Both of those services operate out of the downtown transit terminal. Regular bus service consists of a four route system with daytime operations from Monday through Saturday. All four routes provide a half-hourly service on Monday to Friday between 6:30 am and 6:00 pm, with a less frequent Saturday service between 9:00 am and 4:00 pm.

==Owen Sound Transit Terminal==
Location: 1020 3rd Avenue East, Owen Sound
Coordinates:
===Bus routes===
- East Bay Shore serves the northeast portion of town, including the hospital.
- Core Route is the central east–west route across 10th Street, including the hospital.
- Crosstown serves the southern part of town.

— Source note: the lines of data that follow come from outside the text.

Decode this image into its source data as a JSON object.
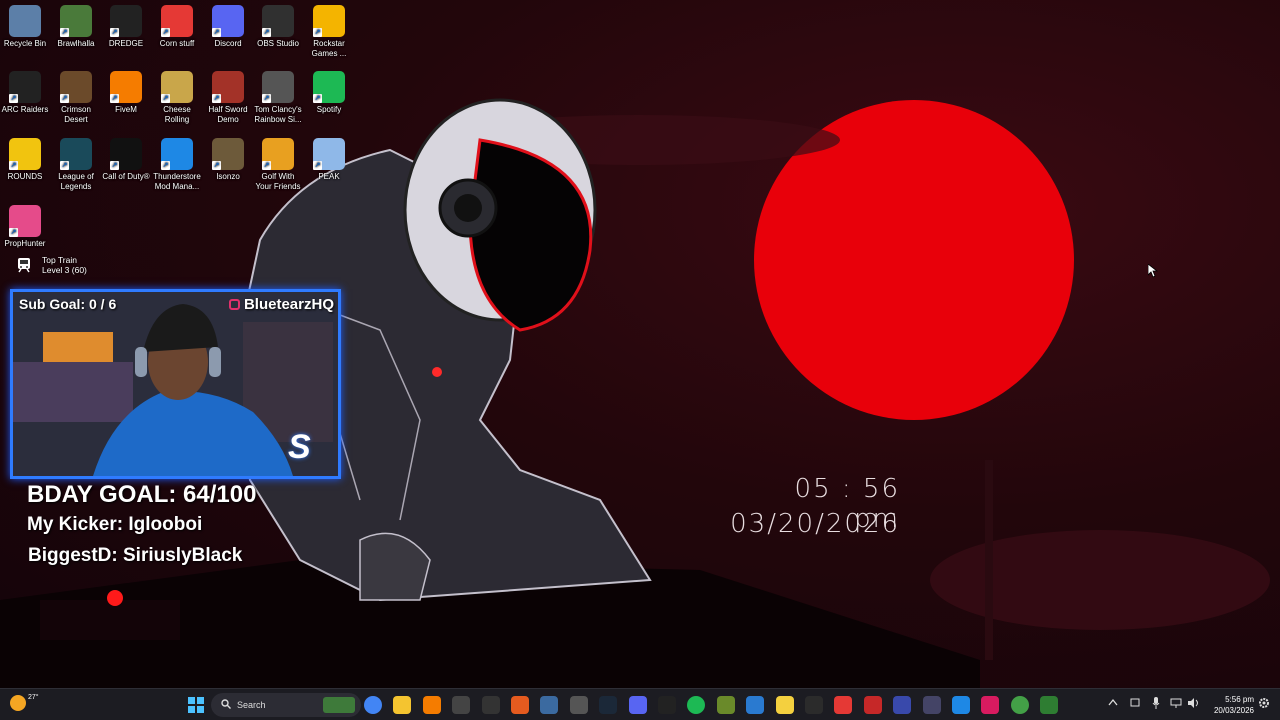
{
  "desktop_icons": [
    {
      "label": "Recycle Bin",
      "icon": "recycle-bin-icon",
      "color": "#5c7fa8"
    },
    {
      "label": "Brawlhalla",
      "icon": "brawlhalla-icon",
      "color": "#4a7a3a"
    },
    {
      "label": "DREDGE",
      "icon": "dredge-icon",
      "color": "#222222"
    },
    {
      "label": "Corn stuff",
      "icon": "power-icon",
      "color": "#e53935"
    },
    {
      "label": "Discord",
      "icon": "discord-icon",
      "color": "#5865f2"
    },
    {
      "label": "OBS Studio",
      "icon": "obs-icon",
      "color": "#303030"
    },
    {
      "label": "Rockstar Games ...",
      "icon": "rockstar-icon",
      "color": "#f4b400"
    },
    {
      "label": "ARC Raiders",
      "icon": "arc-raiders-icon",
      "color": "#222222"
    },
    {
      "label": "Crimson Desert",
      "icon": "crimson-desert-icon",
      "color": "#6b4a2a"
    },
    {
      "label": "FiveM",
      "icon": "fivem-icon",
      "color": "#f57c00"
    },
    {
      "label": "Cheese Rolling",
      "icon": "cheese-icon",
      "color": "#c9a64a"
    },
    {
      "label": "Half Sword Demo",
      "icon": "half-sword-icon",
      "color": "#a33228"
    },
    {
      "label": "Tom Clancy's Rainbow Si...",
      "icon": "rainbow-six-icon",
      "color": "#555555"
    },
    {
      "label": "Spotify",
      "icon": "spotify-icon",
      "color": "#1db954"
    },
    {
      "label": "ROUNDS",
      "icon": "rounds-icon",
      "color": "#f1c40f"
    },
    {
      "label": "League of Legends",
      "icon": "league-icon",
      "color": "#1a4a5a"
    },
    {
      "label": "Call of Duty®",
      "icon": "call-of-duty-icon",
      "color": "#111111"
    },
    {
      "label": "Thunderstore Mod Mana...",
      "icon": "thunderstore-icon",
      "color": "#1e88e5"
    },
    {
      "label": "Isonzo",
      "icon": "isonzo-icon",
      "color": "#6d5a3a"
    },
    {
      "label": "Golf With Your Friends",
      "icon": "golf-icon",
      "color": "#e8a020"
    },
    {
      "label": "PEAK",
      "icon": "peak-icon",
      "color": "#8fb8e8"
    },
    {
      "label": "PropHunter",
      "icon": "prophunter-icon",
      "color": "#e54b8a"
    }
  ],
  "top_train": {
    "title": "Top Train",
    "subtitle": "Level 3  (60)"
  },
  "clock": {
    "time": "05 : 56  pm",
    "date": "03/20/2026"
  },
  "stream_overlay": {
    "sub_goal": "Sub Goal:  0 / 6",
    "handle": "BluetearzHQ",
    "bday_goal": "BDAY GOAL: 64/100",
    "kicker": "My Kicker: Iglooboi",
    "biggest": "BiggestD: SiriuslyBlack"
  },
  "taskbar": {
    "weather_temp": "27°",
    "search_placeholder": "Search",
    "apps": [
      {
        "name": "chrome-icon",
        "color": "#4285f4"
      },
      {
        "name": "file-explorer-icon",
        "color": "#f4c430"
      },
      {
        "name": "vlc-icon",
        "color": "#f57c00"
      },
      {
        "name": "obs-icon",
        "color": "#444444"
      },
      {
        "name": "epic-games-icon",
        "color": "#333333"
      },
      {
        "name": "firefox-icon",
        "color": "#e55b1f"
      },
      {
        "name": "app-icon",
        "color": "#3b6aa0"
      },
      {
        "name": "game-icon",
        "color": "#555555"
      },
      {
        "name": "steam-icon",
        "color": "#1b2838"
      },
      {
        "name": "discord-icon",
        "color": "#5865f2"
      },
      {
        "name": "capcut-icon",
        "color": "#222222"
      },
      {
        "name": "spotify-icon",
        "color": "#1db954"
      },
      {
        "name": "xbox-icon",
        "color": "#6a8a2a"
      },
      {
        "name": "photos-icon",
        "color": "#2a7ad0"
      },
      {
        "name": "sticky-notes-icon",
        "color": "#f4d03f"
      },
      {
        "name": "terminal-icon",
        "color": "#2b2b2b"
      },
      {
        "name": "power-icon",
        "color": "#e53935"
      },
      {
        "name": "f-icon",
        "color": "#c62828"
      },
      {
        "name": "diamond-icon",
        "color": "#3949ab"
      },
      {
        "name": "controller-icon",
        "color": "#444466"
      },
      {
        "name": "media-icon",
        "color": "#1e88e5"
      },
      {
        "name": "tiktok-icon",
        "color": "#d81b60"
      },
      {
        "name": "android-icon",
        "color": "#43a047"
      },
      {
        "name": "xbox-app-icon",
        "color": "#2e7d32"
      }
    ],
    "time": "5:56 pm",
    "date": "20/03/2026"
  }
}
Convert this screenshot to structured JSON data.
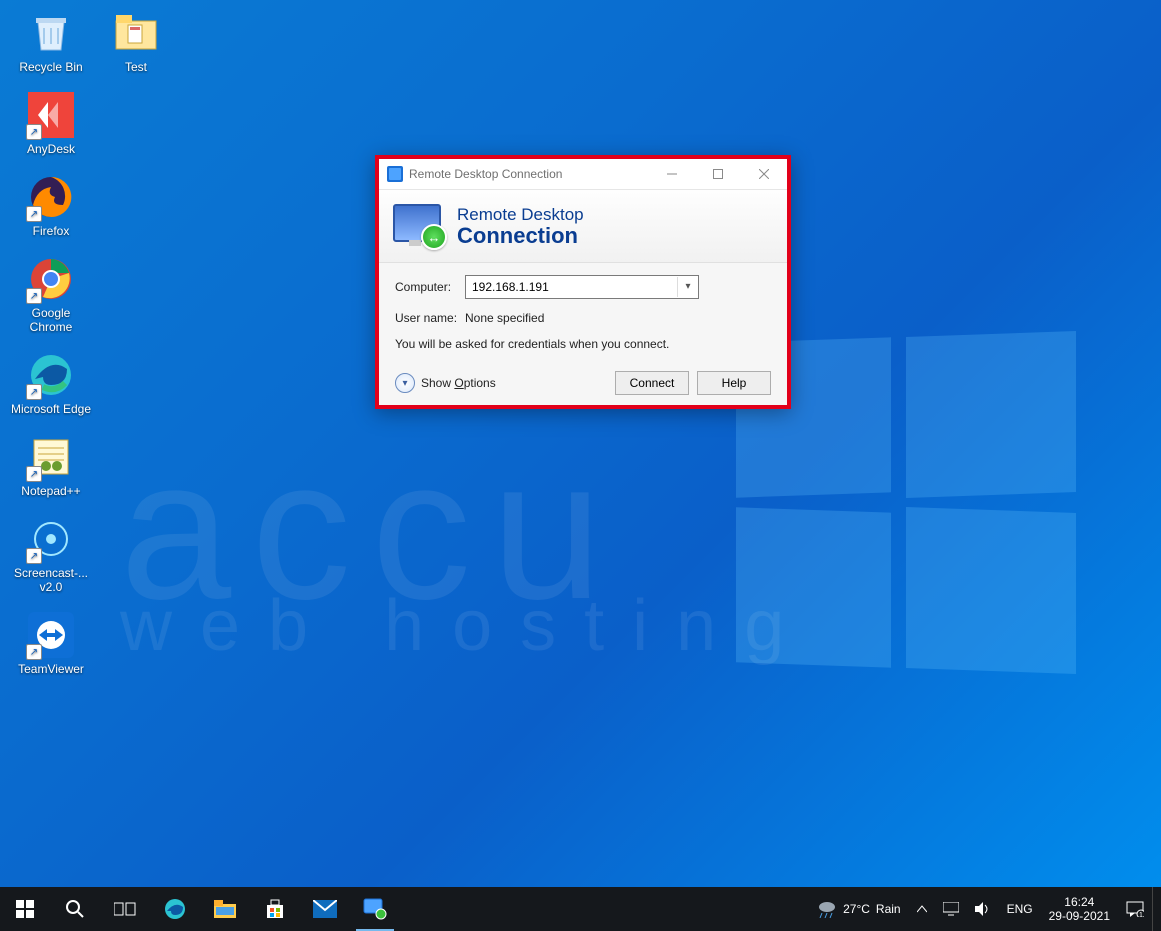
{
  "desktop_icons_col1": [
    {
      "label": "Recycle Bin",
      "icon": "recycle-bin",
      "shortcut": false,
      "bg": "#ffffff",
      "fg": "#2e8fdd"
    },
    {
      "label": "AnyDesk",
      "icon": "anydesk",
      "shortcut": true,
      "bg": "#ef443b",
      "fg": "#ffffff"
    },
    {
      "label": "Firefox",
      "icon": "firefox",
      "shortcut": true,
      "bg": "#ff8a00",
      "fg": "#331e54"
    },
    {
      "label": "Google Chrome",
      "icon": "chrome",
      "shortcut": true,
      "bg": "#ffffff",
      "fg": "#4285F4"
    },
    {
      "label": "Microsoft Edge",
      "icon": "edge",
      "shortcut": true,
      "bg": "#0c59a4",
      "fg": "#33c481"
    },
    {
      "label": "Notepad++",
      "icon": "notepadpp",
      "shortcut": true,
      "bg": "#fff9d6",
      "fg": "#6b9d2f"
    },
    {
      "label": "Screencast-... v2.0",
      "icon": "screencast",
      "shortcut": true,
      "bg": "transparent",
      "fg": "#a0e7ff"
    },
    {
      "label": "TeamViewer",
      "icon": "teamviewer",
      "shortcut": true,
      "bg": "#0e6fd6",
      "fg": "#ffffff"
    }
  ],
  "desktop_icons_col2": [
    {
      "label": "Test",
      "icon": "folder",
      "shortcut": false,
      "bg": "#ffe79e",
      "fg": "#caa53a"
    }
  ],
  "rdc": {
    "title": "Remote Desktop Connection",
    "banner1": "Remote Desktop",
    "banner2": "Connection",
    "computer_label": "Computer:",
    "computer_value": "192.168.1.191",
    "username_label": "User name:",
    "username_value": "None specified",
    "hint": "You will be asked for credentials when you connect.",
    "show_options": "Show Options",
    "connect": "Connect",
    "help": "Help"
  },
  "taskbar": {
    "weather_temp": "27°C",
    "weather_desc": "Rain",
    "lang": "ENG",
    "time": "16:24",
    "date": "29-09-2021"
  },
  "watermark": {
    "l1": "accu",
    "l2": "web  hosting"
  }
}
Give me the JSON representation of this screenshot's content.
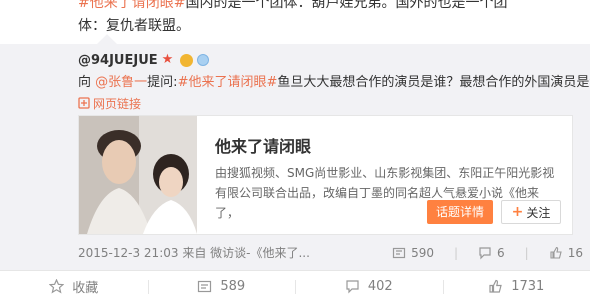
{
  "top": {
    "hashtag": "#他来了请闭眼#",
    "text": "国内的是一个团体：葫芦娃兄弟。国外的也是一个团体：复仇者联盟。"
  },
  "repost": {
    "username": "@94JUEJUE",
    "question": {
      "prefix": "向",
      "mention": "@张鲁一",
      "asked": "提问:",
      "hashtag": "#他来了请闭眼#",
      "text": "鱼旦大大最想合作的演员是谁？最想合作的外国演员是谁？"
    },
    "page_link": "网页链接",
    "card": {
      "title": "他来了请闭眼",
      "description": "由搜狐视频、SMG尚世影业、山东影视集团、东阳正午阳光影视有限公司联合出品，改编自丁墨的同名超人气悬爱小说《他来了，",
      "detail_button": "话题详情",
      "follow_button": "关注"
    },
    "meta": {
      "time": "2015-12-3 21:03",
      "source": "来自 微访谈-《他来了...",
      "reposts": "590",
      "comments": "6",
      "likes": "16"
    }
  },
  "actions": {
    "favorite": "收藏",
    "repost": "589",
    "comment": "402",
    "like": "1731"
  },
  "colors": {
    "accent": "#eb7350",
    "button": "#ff8140",
    "card_bg": "#f2f2f5"
  }
}
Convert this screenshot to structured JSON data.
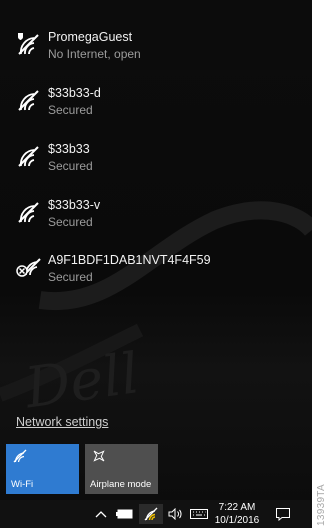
{
  "networks": [
    {
      "name": "PromegaGuest",
      "status": "No Internet, open",
      "icon": "wifi-shield-icon"
    },
    {
      "name": "$33b33-d",
      "status": "Secured",
      "icon": "wifi-secured-icon"
    },
    {
      "name": "$33b33",
      "status": "Secured",
      "icon": "wifi-secured-icon"
    },
    {
      "name": "$33b33-v",
      "status": "Secured",
      "icon": "wifi-secured-icon"
    },
    {
      "name": "A9F1BDF1DAB1NVT4F4F59",
      "status": "Secured",
      "icon": "wifi-no-access-icon"
    }
  ],
  "settings_link": "Network settings",
  "quick_actions": {
    "wifi_label": "Wi-Fi",
    "airplane_label": "Airplane mode",
    "wifi_color": "#2f7bd1",
    "airplane_color": "#4f4f4f"
  },
  "taskbar": {
    "time": "7:22 AM",
    "date": "10/1/2016",
    "icons": [
      "chevron-up-icon",
      "battery-icon",
      "wifi-icon",
      "volume-icon",
      "keyboard-icon",
      "action-center-icon"
    ]
  },
  "watermark": "13939TA",
  "background_text": "Dell"
}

- Brooke serves the northwestern part of town.
===Intercity service===
- Guelph Owen Sound Transit to Guelph (Central Station). Two trips daily in each direction (Owen Sound to Guelph at 7.30 a.m. and 2.30 p.m., Guelph to Owen Sound at 10.38 a.m. and 5.30 p.m.) Launched in 2020 and operated by Voyago, the service's funding has been extended multiple times, the latest until August 31, 2026.
- FlixBus to Toronto (Union Station) via such stops as Meaford, Collingwood, Barrie, and Pearson Airport, operated by partner Gallexy Tours. Originally launched in 2024 under a one-year agreement for use of the Terminal; the agreement was extended for another year in 2025, and recommended for a further extension in 2026.
- Aboutown Transportation had formerly provided scheduled bus service to London. Greyhound Canada previously served Toronto.

==Old Bus Terminal Building==
Location: 1023 2nd Avenue East, Owen Sound
Coordinates:
History: Constructed in 1945, and designated under the Ontario Heritage Act, this building is an example of Art Moderne. Although no longer a functioning terminal, the style reflects the era of streamlining appropriate for a bus station.